Он, оглянувшись на ванную, протопал к моему пианино, и открыл верхнюю крышку. На мгновение мне показалось, что он хочет сломать что-нибудь внутри, чтобы таким образом помочь мне, но папа выудил из инструмента початую бутылку коньяка. Отхлебнул пару глотков и, подмигнув, спрятал обратно в глубины «Октября». Я аж поперхнулась:

– И давно ты так используешь мой инструмент?

– А тебе жалко, что ли? У меня от ваших занятий, может, стресс.

– Хоть бы при ребёнке постеснялся. А вдруг я маме скажу? У тебя же гипертония.

– Глоток на сон грядущий ещё ни одному отцу не повредил. И когда ябедничать соберёшься, вспомни, что, может, и я про тебя могу что-нибудь рассказать.

– Не понимаю, о чем ты? – я изобразила праведное возмущение.

Мама выплыла из ванной довольная, видимо, не «пересушилась».

– А где тонометр?

– Так я померила уже. Давление нормальное. И у папы тоже.

– Ну идите тогда спать, что вы шарахаетесь? Одному завтра на объект, второй заниматься с утра нужно.

– А ты? – спросил её папа на зевке.

– Я ещё пару уроков по турецкому хочу осилить. Мама ушла на кухню, скоро оттуда донеслось её бормотание – она прилежно повторяла за виртуальным репетитором.
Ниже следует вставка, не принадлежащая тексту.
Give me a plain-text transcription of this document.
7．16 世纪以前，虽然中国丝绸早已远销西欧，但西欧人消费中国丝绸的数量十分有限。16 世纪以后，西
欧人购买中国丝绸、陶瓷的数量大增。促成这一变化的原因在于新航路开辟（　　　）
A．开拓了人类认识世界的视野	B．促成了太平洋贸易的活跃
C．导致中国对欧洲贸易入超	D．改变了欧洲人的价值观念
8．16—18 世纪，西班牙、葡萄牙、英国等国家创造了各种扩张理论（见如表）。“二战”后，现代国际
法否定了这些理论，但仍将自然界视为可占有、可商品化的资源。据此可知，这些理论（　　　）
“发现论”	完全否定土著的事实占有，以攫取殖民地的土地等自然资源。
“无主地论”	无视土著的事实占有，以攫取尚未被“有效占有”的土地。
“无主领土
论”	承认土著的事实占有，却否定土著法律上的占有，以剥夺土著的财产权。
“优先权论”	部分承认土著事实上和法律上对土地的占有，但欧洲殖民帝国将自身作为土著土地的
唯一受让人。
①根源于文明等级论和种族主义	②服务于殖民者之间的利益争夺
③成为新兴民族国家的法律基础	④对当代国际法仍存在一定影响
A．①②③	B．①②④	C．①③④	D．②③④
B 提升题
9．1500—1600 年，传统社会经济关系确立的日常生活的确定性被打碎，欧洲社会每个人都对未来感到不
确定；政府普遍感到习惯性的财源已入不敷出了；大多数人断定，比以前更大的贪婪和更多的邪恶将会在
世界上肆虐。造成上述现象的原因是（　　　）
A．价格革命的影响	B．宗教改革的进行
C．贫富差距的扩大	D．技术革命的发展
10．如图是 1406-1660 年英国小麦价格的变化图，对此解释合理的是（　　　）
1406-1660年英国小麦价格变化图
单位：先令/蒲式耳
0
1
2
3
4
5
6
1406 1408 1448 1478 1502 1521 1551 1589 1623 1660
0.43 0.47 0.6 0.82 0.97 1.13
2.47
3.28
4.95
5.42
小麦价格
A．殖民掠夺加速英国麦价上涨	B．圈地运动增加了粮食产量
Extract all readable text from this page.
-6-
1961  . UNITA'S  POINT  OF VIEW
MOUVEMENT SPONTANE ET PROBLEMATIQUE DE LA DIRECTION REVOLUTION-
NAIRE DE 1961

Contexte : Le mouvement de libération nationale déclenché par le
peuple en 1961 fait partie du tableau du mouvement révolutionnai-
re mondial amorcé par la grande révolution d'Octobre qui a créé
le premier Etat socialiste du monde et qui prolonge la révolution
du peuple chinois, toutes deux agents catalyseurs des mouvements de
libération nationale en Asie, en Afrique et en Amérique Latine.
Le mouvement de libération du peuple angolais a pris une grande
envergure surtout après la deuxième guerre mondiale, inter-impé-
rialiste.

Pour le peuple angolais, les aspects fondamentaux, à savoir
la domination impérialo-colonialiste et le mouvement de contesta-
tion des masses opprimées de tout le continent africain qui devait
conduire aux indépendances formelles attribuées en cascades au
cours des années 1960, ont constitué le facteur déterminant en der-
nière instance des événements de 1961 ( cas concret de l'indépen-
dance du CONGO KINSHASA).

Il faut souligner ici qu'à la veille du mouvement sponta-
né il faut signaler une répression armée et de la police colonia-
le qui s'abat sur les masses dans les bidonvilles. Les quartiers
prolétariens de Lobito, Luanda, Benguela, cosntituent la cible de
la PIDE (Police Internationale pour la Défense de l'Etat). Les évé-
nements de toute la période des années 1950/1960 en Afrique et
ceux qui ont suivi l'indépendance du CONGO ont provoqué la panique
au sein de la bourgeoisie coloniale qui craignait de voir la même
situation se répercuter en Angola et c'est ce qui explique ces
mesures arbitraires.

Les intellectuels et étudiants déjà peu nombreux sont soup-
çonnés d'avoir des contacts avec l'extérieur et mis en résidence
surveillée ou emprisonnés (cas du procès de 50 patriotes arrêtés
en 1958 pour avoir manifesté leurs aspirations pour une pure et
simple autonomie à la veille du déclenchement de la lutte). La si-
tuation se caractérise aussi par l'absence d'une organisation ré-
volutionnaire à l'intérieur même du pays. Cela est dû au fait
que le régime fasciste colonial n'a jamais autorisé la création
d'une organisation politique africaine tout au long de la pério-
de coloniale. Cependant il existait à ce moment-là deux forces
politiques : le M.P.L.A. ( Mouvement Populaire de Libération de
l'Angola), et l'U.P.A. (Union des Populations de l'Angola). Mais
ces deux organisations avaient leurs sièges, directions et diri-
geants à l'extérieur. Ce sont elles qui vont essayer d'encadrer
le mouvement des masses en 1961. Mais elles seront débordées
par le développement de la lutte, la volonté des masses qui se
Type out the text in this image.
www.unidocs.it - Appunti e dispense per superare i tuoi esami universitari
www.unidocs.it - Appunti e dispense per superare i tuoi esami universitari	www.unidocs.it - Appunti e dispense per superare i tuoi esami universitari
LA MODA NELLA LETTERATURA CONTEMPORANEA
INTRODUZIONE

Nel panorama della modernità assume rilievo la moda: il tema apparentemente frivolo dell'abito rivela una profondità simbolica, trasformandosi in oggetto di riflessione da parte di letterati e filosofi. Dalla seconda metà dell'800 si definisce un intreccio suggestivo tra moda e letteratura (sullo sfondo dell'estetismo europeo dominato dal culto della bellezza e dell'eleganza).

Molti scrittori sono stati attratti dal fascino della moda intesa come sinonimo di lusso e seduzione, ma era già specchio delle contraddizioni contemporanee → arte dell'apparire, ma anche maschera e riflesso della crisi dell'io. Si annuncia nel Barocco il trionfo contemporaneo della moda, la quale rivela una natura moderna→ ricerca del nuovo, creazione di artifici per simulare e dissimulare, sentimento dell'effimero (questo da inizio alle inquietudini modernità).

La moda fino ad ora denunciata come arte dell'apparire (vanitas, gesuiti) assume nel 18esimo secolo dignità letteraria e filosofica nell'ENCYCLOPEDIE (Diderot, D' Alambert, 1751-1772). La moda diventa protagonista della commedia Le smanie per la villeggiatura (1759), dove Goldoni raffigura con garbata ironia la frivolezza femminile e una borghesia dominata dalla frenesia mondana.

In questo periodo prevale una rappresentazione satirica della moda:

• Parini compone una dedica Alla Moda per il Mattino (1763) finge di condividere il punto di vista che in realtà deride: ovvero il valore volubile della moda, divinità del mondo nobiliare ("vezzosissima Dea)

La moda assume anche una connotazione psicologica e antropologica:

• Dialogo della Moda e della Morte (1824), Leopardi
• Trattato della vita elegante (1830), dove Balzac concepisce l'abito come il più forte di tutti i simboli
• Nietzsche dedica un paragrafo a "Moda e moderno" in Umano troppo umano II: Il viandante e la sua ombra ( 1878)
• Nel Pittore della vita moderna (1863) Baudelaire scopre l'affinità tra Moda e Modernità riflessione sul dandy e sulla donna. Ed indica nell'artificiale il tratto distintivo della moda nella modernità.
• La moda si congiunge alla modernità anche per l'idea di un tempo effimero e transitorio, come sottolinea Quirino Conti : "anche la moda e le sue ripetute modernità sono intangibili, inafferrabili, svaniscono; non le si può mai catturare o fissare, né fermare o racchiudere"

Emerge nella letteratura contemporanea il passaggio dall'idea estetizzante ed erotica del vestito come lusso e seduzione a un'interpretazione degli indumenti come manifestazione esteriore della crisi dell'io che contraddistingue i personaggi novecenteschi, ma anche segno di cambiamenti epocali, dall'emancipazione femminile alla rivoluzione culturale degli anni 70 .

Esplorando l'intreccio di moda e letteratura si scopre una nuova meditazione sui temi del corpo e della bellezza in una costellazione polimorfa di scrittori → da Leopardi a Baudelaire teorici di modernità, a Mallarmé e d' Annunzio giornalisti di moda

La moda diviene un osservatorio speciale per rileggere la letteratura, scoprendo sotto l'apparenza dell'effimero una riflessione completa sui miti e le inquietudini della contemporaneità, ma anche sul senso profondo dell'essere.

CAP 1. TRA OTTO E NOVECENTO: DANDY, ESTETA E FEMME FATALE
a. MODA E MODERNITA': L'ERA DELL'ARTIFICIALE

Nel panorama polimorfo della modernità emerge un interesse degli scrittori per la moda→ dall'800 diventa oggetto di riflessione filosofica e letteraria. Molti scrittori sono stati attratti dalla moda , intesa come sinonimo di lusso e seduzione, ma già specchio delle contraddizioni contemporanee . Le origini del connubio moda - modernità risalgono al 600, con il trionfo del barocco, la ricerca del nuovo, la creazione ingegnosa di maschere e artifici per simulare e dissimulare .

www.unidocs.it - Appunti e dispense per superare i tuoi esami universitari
Турецкий она изучает, чтобы во время закупок её «не облапошили». Часы щёлкнули: полночь. Не знаю, от каких источников мама подзаряжается, но они точно неисчерпаемые.

* * *

Впрочем, хоть и зевала напоказ перед мамой, спать пока я тоже не собиралась. В этой семье у всех свои секретики, и я не исключение. Сперва нужно обработать руки. В комнате я наконец сняла кофту. Красные полосы на запястьях бледнее не стали, но хоть не воспалились. Штук десять царапин, каждая не меньше десяти сантиметров. Я полила их мирамистином, надеюсь, этого достаточно.

Это у меня производственная травма, можно сказать, боевое крещение. Два котёнка, выловленные в подвале сачком для бабочек (!), твёрдо решили, что без боя не сдадутся, и тщательно меня исполосовали. Очень бодрые котятки, могут за себя постоять. Это, с другой стороны, и хорошо, таким будет проще найти дом. Активных и наглых разбирают лучше.

«Кошачий вопрос» в нашей семье закрыт уже давно. Все мои детские слёзы по поводу «котёночка» (а их было немало) оказались пролиты напрасно. У меня аллергия. Я не могла понять, что это такое, много лет: сперва мне казалось, что достаточно просто канючить громче и чаще и тогда наконец позволят завести пушистика. Но потом я приняла горькую истину, ужасный диагноз, который на всю жизнь встал между мною и домашним питомцем. Но я не вычеркнула котов из своей жизни. Выбирая сумку или футболку, я всегда останавливала выбор на той, где изображен котёнок. Мама до сих пор привозит мне из Турции маечки «с котами» – такая у нас традиция. Дружить я по малолетству старалась с теми, у кого дома есть кот, чтобы хоть урывками с ним играть. Маме говорила, что мои товарищи бескошатные.